Makumbi is one of the over 800 recipients of SAGE grants in Kayunga. “Some of the recipients have bought goats and chickens for rearing. There is an old man who even remarried. He said he could not stay alone yet he had some money. Mukumbi can now eat fish which he loves so much,” Kafeero stated.
A new study indicates that poverty has dropped by 19% among recipients of senior citizen grants. The survey also shows that expenditure in households, which senior citizens, who receive the grants, has improved by 33%.
Currently, the scheme covers 61 districts. The intervention, which was launched in 2010, covers roughly 160,000 people. Funded by the UK Department for International Development – one of the funders of the scheme – the study was carried out by Development Pathways, a UK consulting firm.
It is based on analysis of documents such as the 2014 census report and household surveys generated by Uganda Bureau of Statistics and earlier assessments of the scheme. Over sh244b is said to have been expended on SAGE over a period of eight years.
“The pension had a positive impact on the ownership of productive assets such as livestock and appears to have led to a small increase in the supply of labour among working-age adults living with a pensioner,” the report said.
It added the cash transfers have also had positive effects on children living in households with older persons. It reported improved education outcomes and reduction in child labour. The survey also shows that some of the recipients invest the grants in productive assets like livestock.
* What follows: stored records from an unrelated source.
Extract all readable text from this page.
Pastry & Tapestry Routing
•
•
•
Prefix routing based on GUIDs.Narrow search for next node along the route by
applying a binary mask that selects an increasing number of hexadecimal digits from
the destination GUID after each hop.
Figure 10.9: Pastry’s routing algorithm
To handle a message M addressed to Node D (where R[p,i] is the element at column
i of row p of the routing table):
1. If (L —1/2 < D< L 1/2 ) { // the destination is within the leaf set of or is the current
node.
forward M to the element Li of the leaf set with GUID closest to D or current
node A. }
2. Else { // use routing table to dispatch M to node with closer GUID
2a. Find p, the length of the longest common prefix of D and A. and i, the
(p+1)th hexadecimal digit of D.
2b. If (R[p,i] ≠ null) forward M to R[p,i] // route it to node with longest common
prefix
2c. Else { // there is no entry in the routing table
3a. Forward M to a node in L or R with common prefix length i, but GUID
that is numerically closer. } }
The beneficiaries, who are supposed to be above 65 years, receive sh50, 000 after each two months. However, the age for eligible beneficiaries was lowered to 60 for recipients in Karamoja. The disbursement of cash to senior citizens started in 2011 with less than 2,000 recipients under a pilot project.
“The scheme has helped to improve education outcomes: we detected a reduction in the share of children who never attended school, as well as increases in school attendance and the number of grades completed,” the report said.
Recently, Parliament recommended a speedy rollout of the programme to cover all Ugandans aged 80 years and beyond. To achieve this, according to the gender, labour and social development ministry, which implements the project, the country requires sh142b.
The SAGE is a social protection intervention intended to enable older persons to access basic services, and if possible, invest the money to further improve their livelihoods and income security.
The Irish Aid and United Nations Children’s Fund also finance the project. The Uganda Government provides counterpart funding.
The ministry’s permanent secretary, Pius Bigirimana, said the outcome of the study and the previous ones show that social protection can contribute to faster socio-economic transformation for the country.
“These impacts also point to the need to scale up and roll out grants to the whole country so that the benefits to the whole economy are multiplied,” he noted.
Stephen Kasaija, the head of SAGE at the ministry, said the study is unique because it covers the project’s impact on beneficiaries, and uses the most recent data available in the national census and the 2017 household surveys.